Use the following settings:

Charged voltage 14.0V
Tail current 4%
Charged detection time 1min
Peukert 1.05
Charge efficiency 98%
Current threshold 0.1A
C rates: refer to the battery pack capacity

Fully charge to 100% isolate everything from the terminals and leave for max 3 months and then cycle (fully discharge and fully charge) and leave again for 3 months etc…. Minimum 4 cycles per year to not effect the cells capacity.

The reason many factory batteries fall over after 9/12 months is because modern/smart alternators typically drop the alternators voltage output to 13.5/13.6V. This voltage is not high enough to charge wet/calcium/lead acid batteries so from the getgo they are destined to fail prematurely. They are typically under charged to around ~80%SOC at these voltages.

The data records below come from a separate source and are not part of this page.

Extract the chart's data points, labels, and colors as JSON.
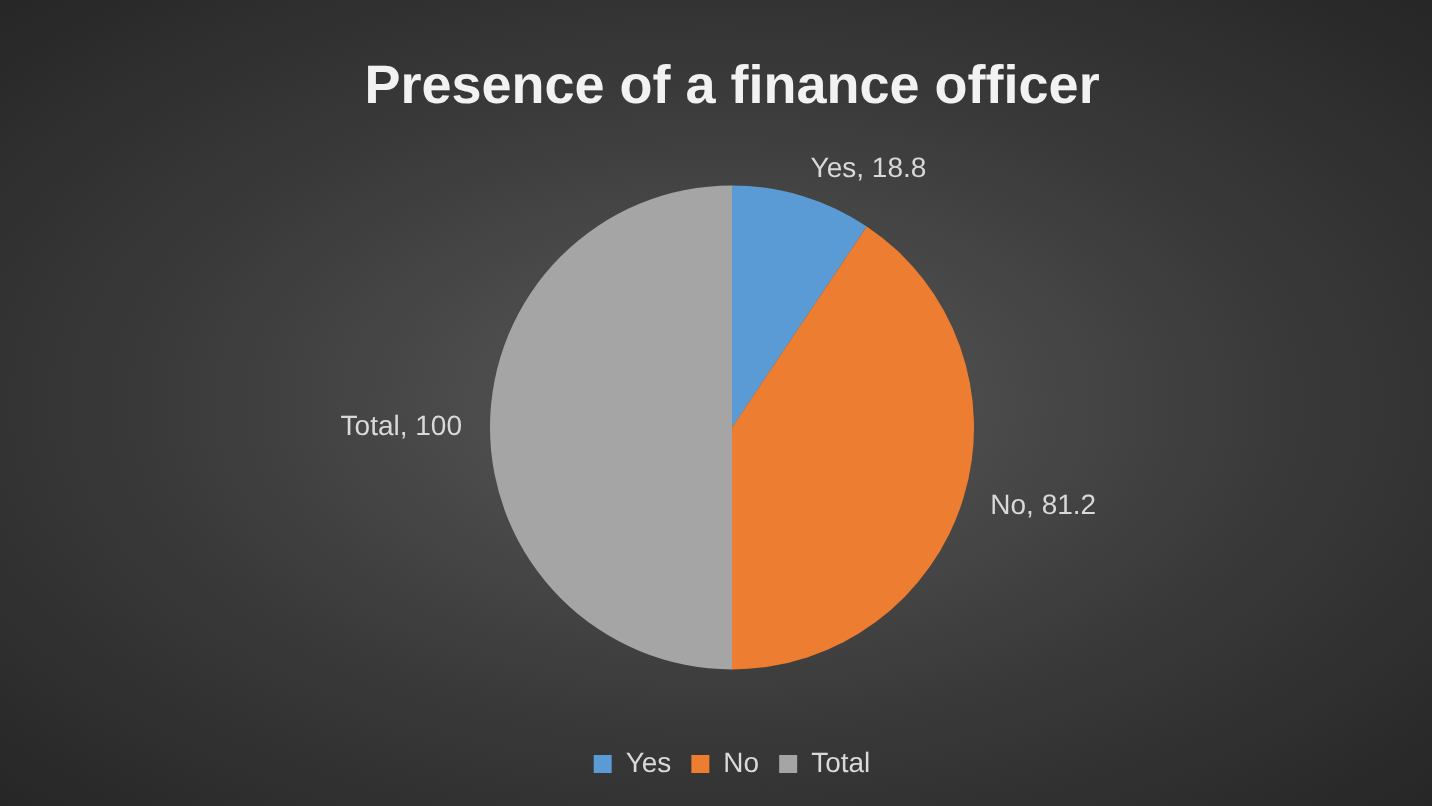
{
  "chart_data": {
    "type": "pie",
    "title": "Presence of a finance officer",
    "categories": [
      "Yes",
      "No",
      "Total"
    ],
    "values": [
      18.8,
      81.2,
      100
    ],
    "value_labels": [
      "Yes, 18.8",
      "No, 81.2",
      "Total, 100"
    ],
    "colors": [
      "#5b9bd5",
      "#ed7d31",
      "#a5a5a5"
    ],
    "legend": "bottom"
  }
}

So what happens when DCS Hybrid batteries are connect to smart alternators? Exactly the same thing they get charged to around the same 80%SOC. However because LFP has no memory effect that’s perfectly fine. By only charging to 80% you are further improving the service life of our batteries. It’s no not necessary to charge our batteries over 80%SOC. The only advantage is that you give the BMS a chance to detect full charge voltage and calibrate the SOC readout. So try to plug into mains once a week to fully charge your batteries, especially if your not running any fixed solar supply.

When the battery pack is discharged down to 11.50V the BMS resets to 0%SOC and now is placed in a relearning state – the pack must be fully charged continuously without stopping to calibrate again. Charge it on a mains charger to 14.60V.

Depending on the usage pattern, best to fully cycle the batteries once every 3 months to give the cells a refresh. To fully cycle a 12V pack discharge to 11.50V and charge to 14.60V.